Cell Imaging and Tracking.

All imaging was performed on an inverted microscope (Ti-Eclipse; Nikon) using a digital camera (ORCA-Flash4.0 V3 Digital CMOS camera; Hamamatsu Photonics). Bacterial cells were imaged using phase-contrast microscopy (20× magnification). Biofilm composition was quantified using epifluorescence microscopy (20× magnification). During biofilm streamer growth, images were taken every 15 min both in phase contrast and epifluorescence, unless specified otherwise in the figure legends. During mechanical tests on biofilm streamers, images were taken before the tests in epifluorescence and once per second in phase-contrast during the tests. All images of biofilm streamers were obtained at channel middepth, while surface coverage was evaluated on the glass wall of the microfluidic channel in a region located 3 mm upstream of the pillars.

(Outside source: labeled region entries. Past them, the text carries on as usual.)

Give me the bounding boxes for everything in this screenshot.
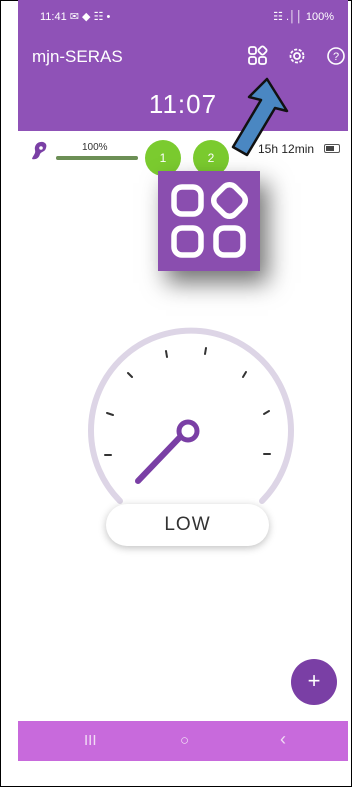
recent-apps-button[interactable]: III xyxy=(84,732,97,749)
home-button[interactable]: ○ xyxy=(180,732,189,749)
apps-grid-icon xyxy=(171,181,249,258)
status-right-icons: ☷ .││ 100% xyxy=(273,11,334,23)
status-notification-icons: ✉ ◆ ☷ • xyxy=(69,11,111,23)
apps-grid-icon[interactable] xyxy=(247,45,269,67)
battery-level-fill xyxy=(56,156,138,160)
apps-icon-zoom-callout xyxy=(158,171,260,271)
header-clock: 11:07 xyxy=(148,89,218,119)
help-question-icon[interactable]: ? xyxy=(325,45,347,67)
settings-gear-icon[interactable] xyxy=(286,45,308,67)
status-left: 11:41 ✉ ◆ ☷ • xyxy=(40,10,110,23)
svg-text:?: ? xyxy=(333,51,339,63)
battery-level-bar xyxy=(56,156,138,160)
hearing-aid-icon xyxy=(32,141,47,160)
pointer-arrow-annotation xyxy=(231,77,289,157)
status-time: 11:41 xyxy=(40,11,67,23)
mode-low-button[interactable]: LOW xyxy=(106,504,269,546)
add-fab-button[interactable]: + xyxy=(291,659,337,705)
app-title: mjn-SERAS xyxy=(32,47,123,66)
status-bar: 11:41 ✉ ◆ ☷ • ☷ .││ 100% xyxy=(18,7,338,27)
battery-percent-label: 100% xyxy=(82,142,108,153)
back-button[interactable]: ‹ xyxy=(280,729,286,750)
android-navigation-bar: III ○ ‹ xyxy=(18,721,348,761)
battery-icon xyxy=(324,144,340,153)
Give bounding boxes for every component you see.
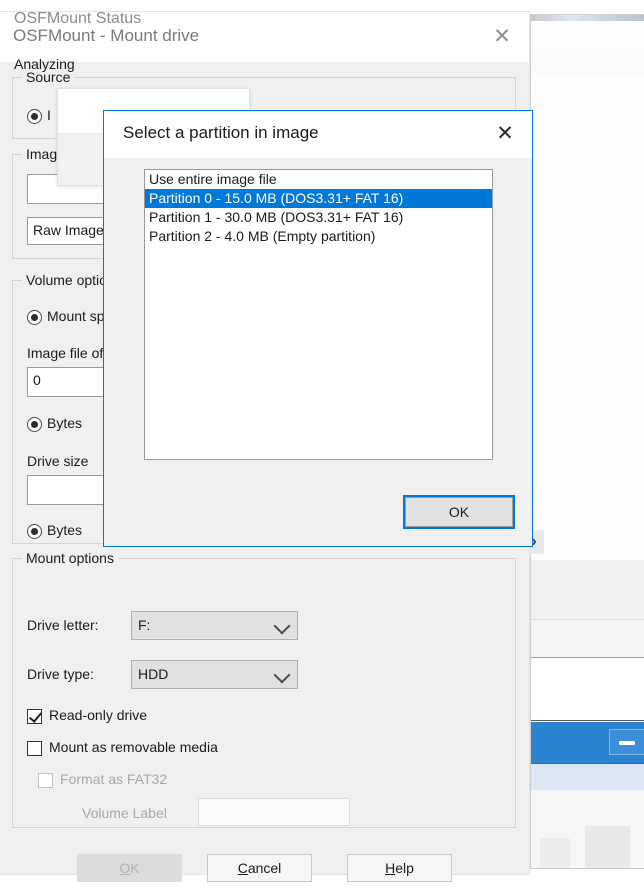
page-title: OSFMount - Mount drive: [13, 26, 200, 45]
select-partition-dialog: Select a partition in image ✕ Use entire…: [103, 110, 533, 547]
partition-dialog-title: Select a partition in image: [123, 123, 319, 142]
drive-type-select[interactable]: HDD: [131, 660, 298, 689]
drive-letter-value: F:: [138, 617, 151, 633]
list-item[interactable]: Use entire image file: [145, 170, 492, 189]
mount-options-groupbox: Mount options: [12, 550, 516, 828]
background-window-controls: ✕: [531, 21, 644, 76]
mount-options-legend: Mount options: [22, 550, 118, 566]
list-item[interactable]: Partition 2 - 4.0 MB (Empty partition): [145, 227, 492, 246]
background-square-1: [540, 838, 570, 868]
background-panel-1: [531, 560, 644, 620]
mount-as-removable-label: Mount as removable media: [49, 739, 218, 755]
background-panel-2: [531, 620, 644, 658]
partition-dialog-titlebar: Select a partition in image ✕: [104, 111, 532, 158]
chevron-down-icon: [273, 666, 291, 683]
mount-specific-radio[interactable]: [27, 310, 42, 325]
close-icon[interactable]: ✕: [492, 121, 518, 147]
status-dialog-message: Analyzing: [14, 56, 75, 72]
partition-ok-button[interactable]: OK: [403, 495, 515, 529]
mount-as-removable-checkbox[interactable]: [27, 741, 42, 756]
chevron-down-icon: [273, 617, 291, 634]
background-minimize-button[interactable]: [609, 729, 644, 755]
image-legend: Imag: [22, 146, 62, 162]
cancel-button[interactable]: Cancel: [207, 854, 312, 882]
background-panel-4: [531, 764, 644, 790]
format-as-fat32-checkbox: [38, 773, 53, 788]
ok-button[interactable]: OK: [77, 854, 182, 882]
drive-type-label: Drive type:: [27, 666, 94, 682]
help-button[interactable]: Help: [347, 854, 452, 882]
drive-letter-label: Drive letter:: [27, 617, 99, 633]
drive-letter-select[interactable]: F:: [131, 611, 298, 640]
list-item[interactable]: Partition 0 - 15.0 MB (DOS3.31+ FAT 16): [145, 189, 492, 208]
format-as-fat32-label: Format as FAT32: [60, 771, 168, 787]
volume-label-label: Volume Label: [82, 805, 167, 821]
partition-listbox[interactable]: Use entire image file Partition 0 - 15.0…: [144, 169, 493, 460]
status-dialog-title: OSFMount Status: [14, 10, 142, 27]
offset-unit-bytes-label: Bytes: [47, 415, 83, 431]
source-image-radio-label: I: [47, 107, 51, 123]
screen-root: ✕ › OSFMount - Mount drive ✕ Source I Im…: [0, 0, 644, 887]
size-unit-bytes-label: Bytes: [47, 522, 83, 538]
drive-size-label: Drive size: [27, 453, 89, 469]
image-file-offset-label: Image file offs: [27, 345, 114, 361]
background-panel-3: [531, 659, 644, 721]
read-only-drive-label: Read-only drive: [49, 707, 148, 723]
close-icon[interactable]: ✕: [489, 24, 515, 50]
offset-unit-bytes-radio[interactable]: [27, 417, 42, 432]
list-item[interactable]: Partition 1 - 30.0 MB (DOS3.31+ FAT 16): [145, 208, 492, 227]
volume-label-input: [198, 798, 350, 826]
ok-button-label-rest: K: [130, 860, 140, 876]
size-unit-bytes-radio[interactable]: [27, 524, 42, 539]
read-only-drive-checkbox[interactable]: [27, 709, 42, 724]
source-image-radio[interactable]: [27, 109, 42, 124]
drive-type-value: HDD: [138, 666, 169, 682]
background-square-2: [585, 826, 630, 868]
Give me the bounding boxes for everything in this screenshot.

Statistics and Derivations.

All image analysis was performed in Fiji-Image J (79). All images of streamers are examples from experiments that were repeated three times with consistent results. A complete description of the statistics and derivation is reported in SI Appendix.

Data Availability

All study data are included in the article and/or supporting information.